I obtained my B.S. in electrical engineering at UIUC with Highest Honor, during which I led the development of deformable linear object tracking algorithms while working with Prof. Timothy Bretl.
I do a bunch of random things outside of research. I studied voice for almost 10 years when I was a teenager. I also draw and take photos.
Manipulating liquid is widely required for many tasks, especially in cooking. A common way to address this is extruding viscous liquid from a squeeze bottle. In this work, our goal is to create a sauce plating robot, which requires precise control of the thickness of squeezed liquids on a surface. Different liquids demand different manipulation policies. We command the robot to tilt the container and monitor the liquid response using a force sensor to identify liquid properties. Based on the liquid properties, we predict the liquid behavior with fixed squeezing motions in a data-driven way and calculate the required drawing speed for the desired stroke size. This open-loop system works effectively even without sensor feedback. Our experiments demonstrate accurate stroke size control across different liquids and fill levels. We show that understanding liquid properties can facilitate effective liquid manipulation. More importantly, our dish garnishing robot has a wide range of applications and holds significant commercialization potential.
2023
TrackDLO: Tracking Deformable Linear Objects Under Occlusion with Motion Coherence
The TrackDLO algorithm estimates the shape of a Deformable Linear Object (DLO) under occlusion from a sequence of RGB-D images. TrackDLO is vision-only and runs in real-time. It requires no external state information from physics modeling, simulation, visual markers, or contact as input. The algorithm improves on previous approaches by addressing three common scenarios which cause tracking failure: tip occlusion, mid-section occlusion, and self-occlusion. This is achieved through the application of Motion Coherence Theory to impute the spatial velocity of occluded nodes, the use of the topological geodesic distance to track self-occluding DLOs, and the introduction of a non-Gaussian kernel that only penalizes lower-order spatial displacement derivatives to reflect DLO physics. Improved real-time DLO tracking under mid-section occlusion, tip occlusion, and self-occlusion is demonstrated experimentally. The source code and demonstration data are publicly released.
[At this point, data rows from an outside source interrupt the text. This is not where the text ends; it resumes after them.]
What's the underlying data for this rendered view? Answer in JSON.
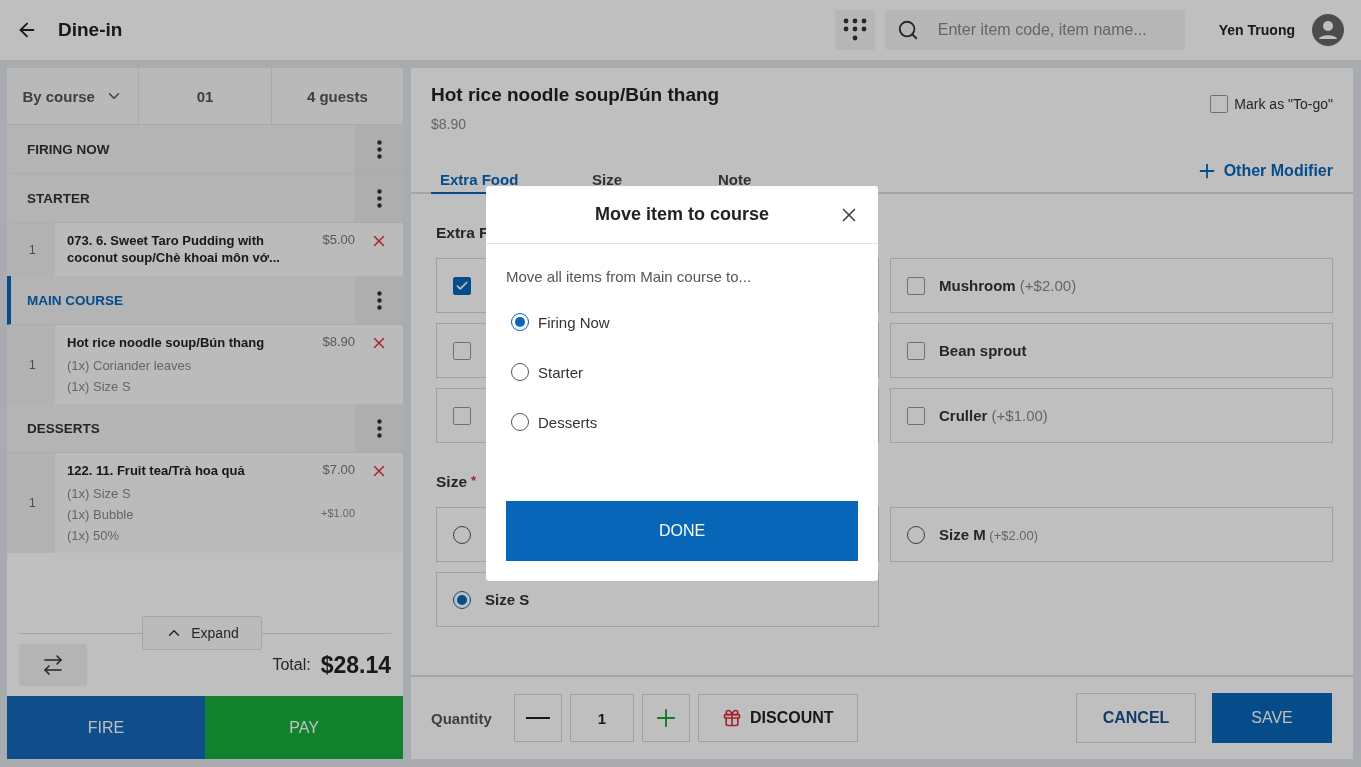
{
  "header": {
    "title": "Dine-in",
    "search": {
      "placeholder": "Enter item code, item name..."
    },
    "user": "Yen Truong"
  },
  "order": {
    "mode": "By course",
    "table": "01",
    "guests": "4 guests",
    "courses": [
      {
        "name": "FIRING NOW",
        "selected": false
      },
      {
        "name": "STARTER",
        "selected": false,
        "items": [
          {
            "qty": "1",
            "name": "073. 6. Sweet Taro Pudding with coconut soup/Chè khoai môn vớ...",
            "price": "$5.00"
          }
        ]
      },
      {
        "name": "MAIN COURSE",
        "selected": true,
        "items": [
          {
            "qty": "1",
            "name": "Hot rice noodle soup/Bún thang",
            "price": "$8.90",
            "modifiers": [
              {
                "text": "(1x) Coriander leaves"
              },
              {
                "text": "(1x) Size S"
              }
            ]
          }
        ]
      },
      {
        "name": "DESSERTS",
        "selected": false,
        "items": [
          {
            "qty": "1",
            "name": "122. 11. Fruit tea/Trà hoa quả",
            "price": "$7.00",
            "modifiers": [
              {
                "text": "(1x) Size S"
              },
              {
                "text": "(1x) Bubble",
                "price": "+$1.00"
              },
              {
                "text": "(1x) 50%"
              }
            ]
          }
        ]
      }
    ],
    "expand": "Expand",
    "total_label": "Total:",
    "total": "$28.14",
    "fire": "FIRE",
    "pay": "PAY"
  },
  "item": {
    "title": "Hot rice noodle soup/Bún thang",
    "price": "$8.90",
    "to_go": {
      "label": "Mark as \"To-go\"",
      "checked": false
    },
    "tabs": [
      {
        "label": "Extra Food",
        "selected": true
      },
      {
        "label": "Size",
        "selected": false
      },
      {
        "label": "Note",
        "selected": false
      }
    ],
    "other_modifier": "Other Modifier",
    "extra_food": {
      "heading": "Extra F",
      "options": [
        {
          "checked": true
        },
        {
          "label": "Mushroom",
          "price": "(+$2.00)",
          "checked": false
        },
        {
          "checked": false
        },
        {
          "label": "Bean sprout",
          "checked": false
        },
        {
          "checked": false
        },
        {
          "label": "Cruller",
          "price": "(+$1.00)",
          "checked": false
        }
      ]
    },
    "size": {
      "heading": "Size",
      "required_mark": "*",
      "options": [
        {
          "selected": false
        },
        {
          "label": "Size M",
          "price": "(+$2.00)",
          "selected": false
        },
        {
          "label": "Size S",
          "selected": true
        }
      ]
    },
    "quantity_label": "Quantity",
    "quantity": "1",
    "discount": "DISCOUNT",
    "cancel": "CANCEL",
    "save": "SAVE"
  },
  "dialog": {
    "title": "Move item to course",
    "prompt": "Move all items from Main course to...",
    "options": [
      {
        "label": "Firing Now",
        "selected": true
      },
      {
        "label": "Starter",
        "selected": false
      },
      {
        "label": "Desserts",
        "selected": false
      }
    ],
    "done": "DONE"
  }
}
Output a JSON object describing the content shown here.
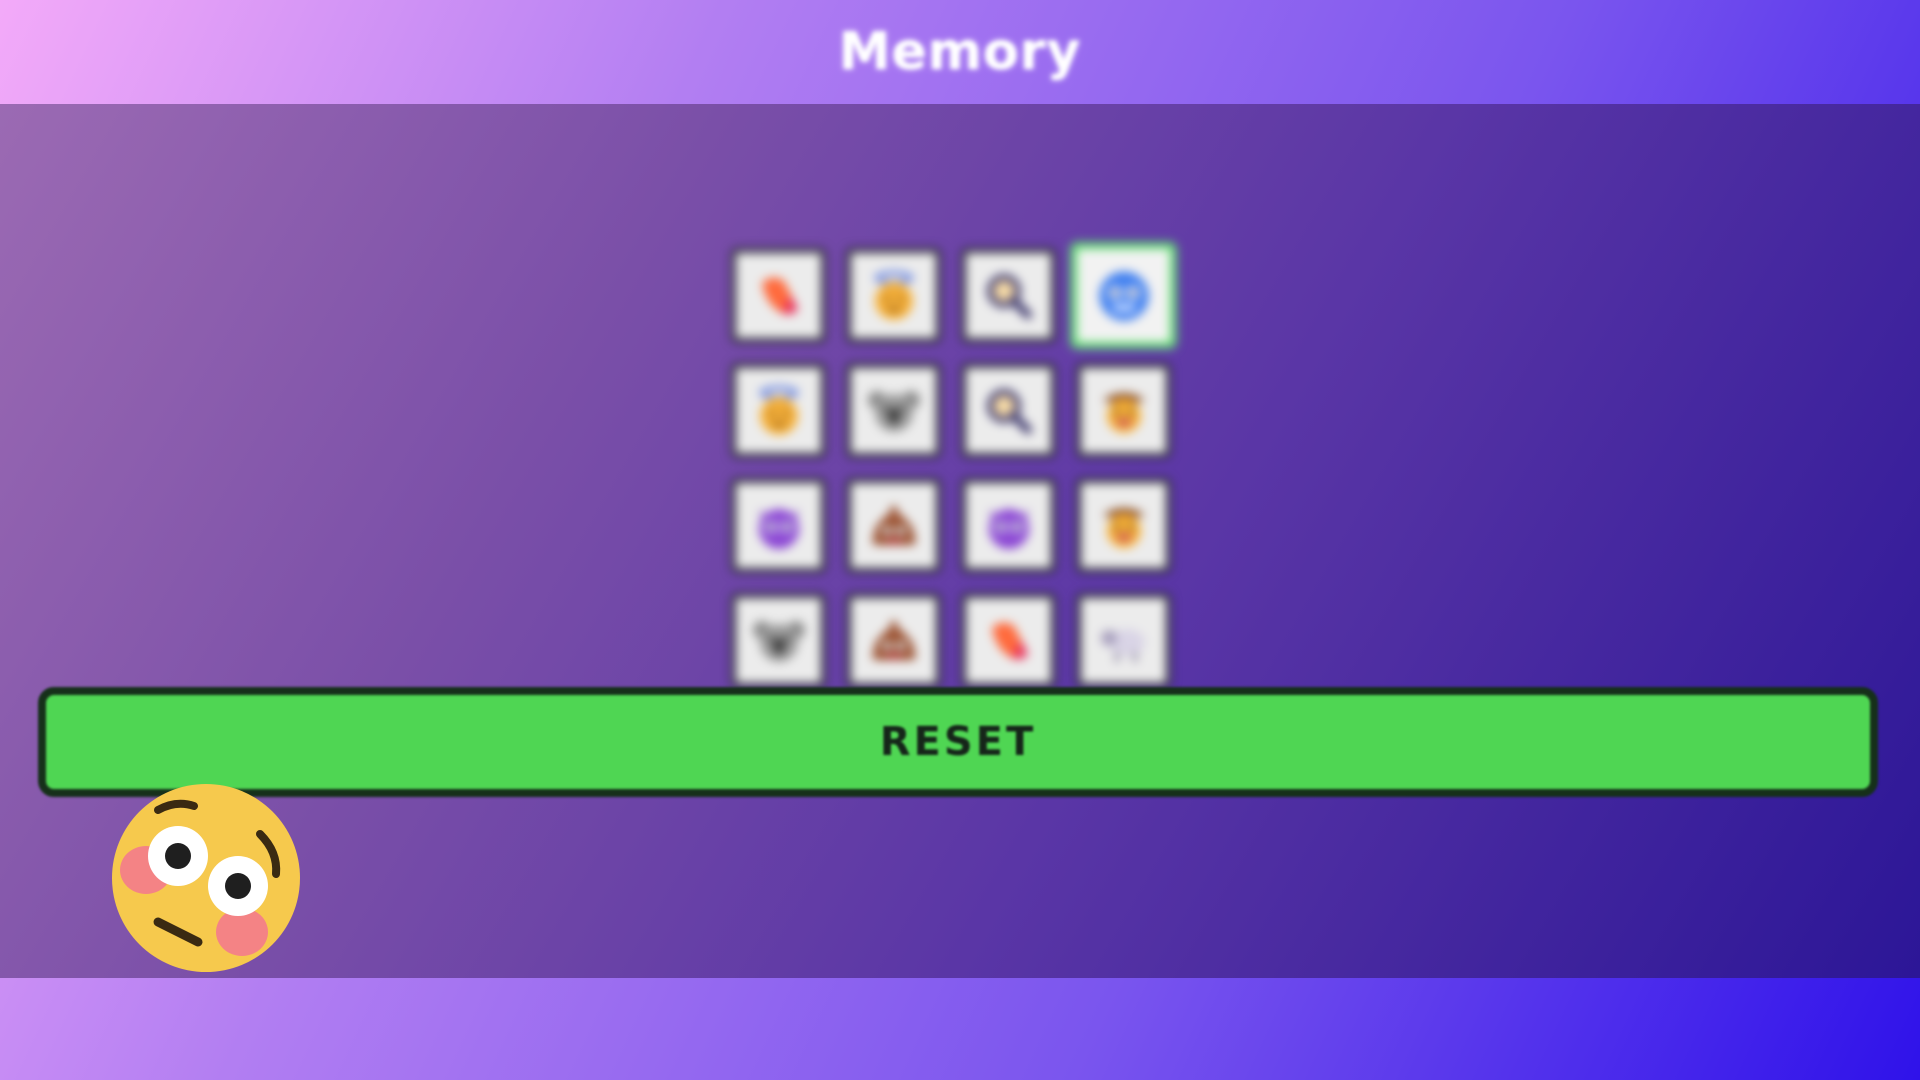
{
  "header": {
    "title": "Memory"
  },
  "board": {
    "columns": 4,
    "rows": 4,
    "cards": [
      {
        "icon": "sweet-potato-icon",
        "selected": false
      },
      {
        "icon": "angel-face-icon",
        "selected": false
      },
      {
        "icon": "magnifying-glass-icon",
        "selected": false
      },
      {
        "icon": "blue-robot-face-icon",
        "selected": true
      },
      {
        "icon": "angel-face-icon",
        "selected": false
      },
      {
        "icon": "koala-icon",
        "selected": false
      },
      {
        "icon": "magnifying-glass-icon",
        "selected": false
      },
      {
        "icon": "cowboy-face-icon",
        "selected": false
      },
      {
        "icon": "purple-devil-icon",
        "selected": false
      },
      {
        "icon": "poop-icon",
        "selected": false
      },
      {
        "icon": "purple-devil-icon",
        "selected": false
      },
      {
        "icon": "cowboy-face-icon",
        "selected": false
      },
      {
        "icon": "koala-icon",
        "selected": false
      },
      {
        "icon": "poop-icon",
        "selected": false
      },
      {
        "icon": "sweet-potato-icon",
        "selected": false
      },
      {
        "icon": "sheep-icon",
        "selected": false
      }
    ]
  },
  "controls": {
    "reset_label": "RESET"
  },
  "mascot": {
    "icon": "flushed-face-icon"
  },
  "colors": {
    "accent_green": "#4fd653",
    "selected_border": "#5be06a",
    "card_bg": "#ececec",
    "card_border": "#2b2b35"
  }
}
Simultaneous Shape Tracking of Multiple Deformable Linear Objects with Global-Local Topology Preservation
This work presents an algorithm for tracking the shape of multiple entangling Deformable Linear Objects (DLOs) from a sequence of RGB-D images. This algorithm runs in real-time and improves on previous single-DLO tracking approaches by enabling tracking of multiple objects. This is achieved using Global-Local Topology Preservation (GLTP). This work uses the geodesic distance in GLTP to define the distance between separate objects and the distance between different parts of the same object. Tracking multiple entangling DLOs is demonstrated experimentally. The source code is publicly released.